Jagdish smiled - the expression simultaneously sincere and hollow. Then he shifted his attention to the pokémon with its fixed stare on Adelaide, and made a shooing motion with his right hand. For several seconds, nothing happened, then the image of the thing imploded in on itself soundlessly, as though her visual system were compensating for it never having been there in the first place, leaving a powerful dissonance in Adelaide's perception.
Jagdish rose, brushing some dirt off his trouser knees, then started to pluck the gloves off his hands. It might have been comical to see the comparatively dainty hands emerge from the gloves, if it weren't for the overall mood of why Adelaide was here. “I assume you're not here to talk about lunch.”
That wasn't the sort of TELEPORT she was used to. Was that a species thing? A Legendary thing? A 'you are too used to Natu and should meet some other Psychic pokemon' thing? Or perhaps a sign that the Legendary pokemon was still there and only invisible.
Adelaide glanced at the ground but she was not a tracker or detective who could read the grass for the correct degree of crumple. If there was a difference between 'a pokemon is lying here invisibly' and 'a pokemon was lying here twenty seconds ago', she couldn't spot it. Did it matter? Presumably Jagdish would share anything relevant anyway, and 'privacy' was probably a mysterious concept to a Psychic Legendary.
“More what will happen after lunch, or at least at some point in the nearish future,” Adelaide admitted, then hesitated once more. She was too used to being the diplomatic one, making all the polite steps in the social dance, which did not apply here.
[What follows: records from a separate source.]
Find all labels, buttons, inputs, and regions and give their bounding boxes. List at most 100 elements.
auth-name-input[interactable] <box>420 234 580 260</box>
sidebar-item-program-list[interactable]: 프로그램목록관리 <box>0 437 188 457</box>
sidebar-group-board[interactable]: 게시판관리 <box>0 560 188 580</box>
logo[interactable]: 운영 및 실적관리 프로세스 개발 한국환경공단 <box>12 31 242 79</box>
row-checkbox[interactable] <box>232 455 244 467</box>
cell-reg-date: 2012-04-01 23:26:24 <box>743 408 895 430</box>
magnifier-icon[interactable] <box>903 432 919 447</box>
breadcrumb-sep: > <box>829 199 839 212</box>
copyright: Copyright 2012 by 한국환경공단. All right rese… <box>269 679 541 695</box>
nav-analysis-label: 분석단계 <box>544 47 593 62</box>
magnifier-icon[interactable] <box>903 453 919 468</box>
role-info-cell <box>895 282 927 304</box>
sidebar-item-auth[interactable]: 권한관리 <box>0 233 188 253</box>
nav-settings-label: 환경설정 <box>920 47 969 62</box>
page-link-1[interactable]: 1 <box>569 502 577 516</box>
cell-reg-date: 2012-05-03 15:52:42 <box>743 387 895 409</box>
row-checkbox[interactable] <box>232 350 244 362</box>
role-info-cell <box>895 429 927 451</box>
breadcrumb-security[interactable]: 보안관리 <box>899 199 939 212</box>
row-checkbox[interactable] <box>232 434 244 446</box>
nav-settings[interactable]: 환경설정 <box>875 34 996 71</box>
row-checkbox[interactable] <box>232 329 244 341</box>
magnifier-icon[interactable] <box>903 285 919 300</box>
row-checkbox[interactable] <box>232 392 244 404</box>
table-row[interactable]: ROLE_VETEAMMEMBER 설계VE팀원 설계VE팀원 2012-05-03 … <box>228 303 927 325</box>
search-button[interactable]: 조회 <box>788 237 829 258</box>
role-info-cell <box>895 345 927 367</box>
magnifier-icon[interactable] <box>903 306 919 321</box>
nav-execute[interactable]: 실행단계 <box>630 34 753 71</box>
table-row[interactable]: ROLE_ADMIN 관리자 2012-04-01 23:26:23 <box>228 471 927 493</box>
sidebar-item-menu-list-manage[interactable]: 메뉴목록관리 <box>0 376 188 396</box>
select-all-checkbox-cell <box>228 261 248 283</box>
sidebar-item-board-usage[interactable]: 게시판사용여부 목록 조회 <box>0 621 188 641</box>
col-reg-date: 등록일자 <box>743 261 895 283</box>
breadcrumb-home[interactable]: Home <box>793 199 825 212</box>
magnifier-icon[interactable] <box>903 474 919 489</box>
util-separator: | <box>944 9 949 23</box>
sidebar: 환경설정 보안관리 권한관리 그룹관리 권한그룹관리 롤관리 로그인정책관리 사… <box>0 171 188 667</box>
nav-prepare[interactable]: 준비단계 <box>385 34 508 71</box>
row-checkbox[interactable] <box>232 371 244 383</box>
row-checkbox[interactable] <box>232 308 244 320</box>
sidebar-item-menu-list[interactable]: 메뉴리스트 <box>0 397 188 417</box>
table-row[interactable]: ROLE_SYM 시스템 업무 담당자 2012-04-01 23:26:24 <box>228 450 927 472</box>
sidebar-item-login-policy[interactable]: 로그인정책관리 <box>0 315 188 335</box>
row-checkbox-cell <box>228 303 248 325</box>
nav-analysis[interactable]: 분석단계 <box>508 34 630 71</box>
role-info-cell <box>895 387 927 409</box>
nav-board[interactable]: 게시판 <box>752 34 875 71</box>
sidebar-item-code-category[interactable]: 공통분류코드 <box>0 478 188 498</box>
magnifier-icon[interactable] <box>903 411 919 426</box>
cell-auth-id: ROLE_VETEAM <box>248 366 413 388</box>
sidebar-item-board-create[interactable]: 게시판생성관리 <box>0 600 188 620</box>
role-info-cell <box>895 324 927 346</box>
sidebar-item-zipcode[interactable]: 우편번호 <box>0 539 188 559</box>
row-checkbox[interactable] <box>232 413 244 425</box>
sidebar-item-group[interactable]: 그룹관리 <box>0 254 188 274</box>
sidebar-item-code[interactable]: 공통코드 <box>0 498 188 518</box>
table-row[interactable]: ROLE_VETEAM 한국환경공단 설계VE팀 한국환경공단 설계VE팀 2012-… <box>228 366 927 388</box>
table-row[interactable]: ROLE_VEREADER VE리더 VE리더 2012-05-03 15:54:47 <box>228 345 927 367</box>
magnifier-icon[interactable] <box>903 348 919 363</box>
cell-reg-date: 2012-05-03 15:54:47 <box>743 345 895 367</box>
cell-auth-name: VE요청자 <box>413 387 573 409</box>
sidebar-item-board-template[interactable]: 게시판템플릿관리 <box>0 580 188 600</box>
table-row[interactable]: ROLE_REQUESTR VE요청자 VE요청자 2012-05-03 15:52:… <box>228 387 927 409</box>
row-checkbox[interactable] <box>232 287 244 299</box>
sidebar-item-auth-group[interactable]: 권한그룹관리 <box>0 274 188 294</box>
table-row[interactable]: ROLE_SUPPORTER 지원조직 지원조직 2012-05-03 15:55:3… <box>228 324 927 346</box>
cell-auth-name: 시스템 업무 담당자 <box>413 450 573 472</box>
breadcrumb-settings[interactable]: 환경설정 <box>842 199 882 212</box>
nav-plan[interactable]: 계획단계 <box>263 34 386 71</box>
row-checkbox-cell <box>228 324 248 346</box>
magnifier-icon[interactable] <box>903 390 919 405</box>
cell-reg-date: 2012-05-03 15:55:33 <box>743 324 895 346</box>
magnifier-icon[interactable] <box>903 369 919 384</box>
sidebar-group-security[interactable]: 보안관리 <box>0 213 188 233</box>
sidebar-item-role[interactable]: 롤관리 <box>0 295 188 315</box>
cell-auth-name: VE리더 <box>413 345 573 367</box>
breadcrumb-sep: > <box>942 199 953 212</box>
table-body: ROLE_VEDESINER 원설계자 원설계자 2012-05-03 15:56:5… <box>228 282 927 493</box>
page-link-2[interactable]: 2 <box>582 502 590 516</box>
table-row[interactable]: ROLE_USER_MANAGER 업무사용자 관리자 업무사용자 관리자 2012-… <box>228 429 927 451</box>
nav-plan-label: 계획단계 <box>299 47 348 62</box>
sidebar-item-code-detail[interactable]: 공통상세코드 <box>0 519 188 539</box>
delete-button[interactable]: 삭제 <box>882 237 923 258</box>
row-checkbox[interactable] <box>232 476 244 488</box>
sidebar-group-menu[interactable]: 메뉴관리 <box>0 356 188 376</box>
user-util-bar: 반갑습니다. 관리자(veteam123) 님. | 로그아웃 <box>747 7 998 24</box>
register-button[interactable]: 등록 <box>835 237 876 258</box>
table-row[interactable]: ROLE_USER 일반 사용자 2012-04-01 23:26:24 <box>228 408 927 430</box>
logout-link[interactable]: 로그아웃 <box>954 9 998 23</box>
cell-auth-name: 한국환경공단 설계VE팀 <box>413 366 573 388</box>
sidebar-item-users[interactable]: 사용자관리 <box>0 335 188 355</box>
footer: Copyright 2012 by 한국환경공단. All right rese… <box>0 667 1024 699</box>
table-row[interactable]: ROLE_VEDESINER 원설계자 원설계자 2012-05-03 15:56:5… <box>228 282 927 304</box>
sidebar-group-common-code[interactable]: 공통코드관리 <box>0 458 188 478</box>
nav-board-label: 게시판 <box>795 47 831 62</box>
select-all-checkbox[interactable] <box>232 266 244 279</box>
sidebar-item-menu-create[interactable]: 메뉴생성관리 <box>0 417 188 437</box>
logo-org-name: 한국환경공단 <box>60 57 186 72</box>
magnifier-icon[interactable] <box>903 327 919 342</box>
Breakfast showed that blunt honesty worked with Dakarai, and she had to gamble it would with Jagdish too. She didn't think it would make him any more irritated with her, at least.
She took a steadying breath, ordered her body to behave itself and met Jagdish's eyes. “I'm here to give my consent to be put on trial.” With an apprehensive smile and a touch of black humour, Adelaide added, “I'd make some remark about surrendering myself to your custody, but that's truthfully been the case since Mew delivered me here.”
Jagdish's expression barely changed, but the weight of his reaction was obvious in the pause that lingered after she finished speaking. Something was working inside that skull of his, making no secret of the fact it was taking its time to crunch the new data. It was almost beginning to stretch into the territory of long pauses that really were meant as admonishments, like moments of prolonged quiet disapproval, when he finally said something: “You're sure?” Tonally, it was a casual enquiry, like a friend asking if someone else was still up for that skydive they'd tentatively planned together.
Adelaide quavered. The only thing she was sure of was that this was a bad idea, but it may have been the least-bad option. “I'm not completely confident. I can't be. But… sure enough?” She grimaced. “It feels like the correct choice,” she managed, inadequately.
Onto his left hip Jagdish's hand went, and he brought up two fingers of his right hand to touch at his jaw. He tapped at it lightly. “Well, I suppose we'll see how it goes for you,” he commented. Now that he'd strung more than two words together, it was clear he was least slightly surprised and impressed; he didn't seem particularly well-versed in needing to handle that particular emotion, which, given what she knew about the whole process so far, was likely wholly unsurprising.
That… wasn't a good reaction? Or was it? She had no idea, and it wasn't any relief that Jagdish seemed equally surprised at things having gone off-script. Surprising him… well. Hopefully it wasn't as foreboding as she feared.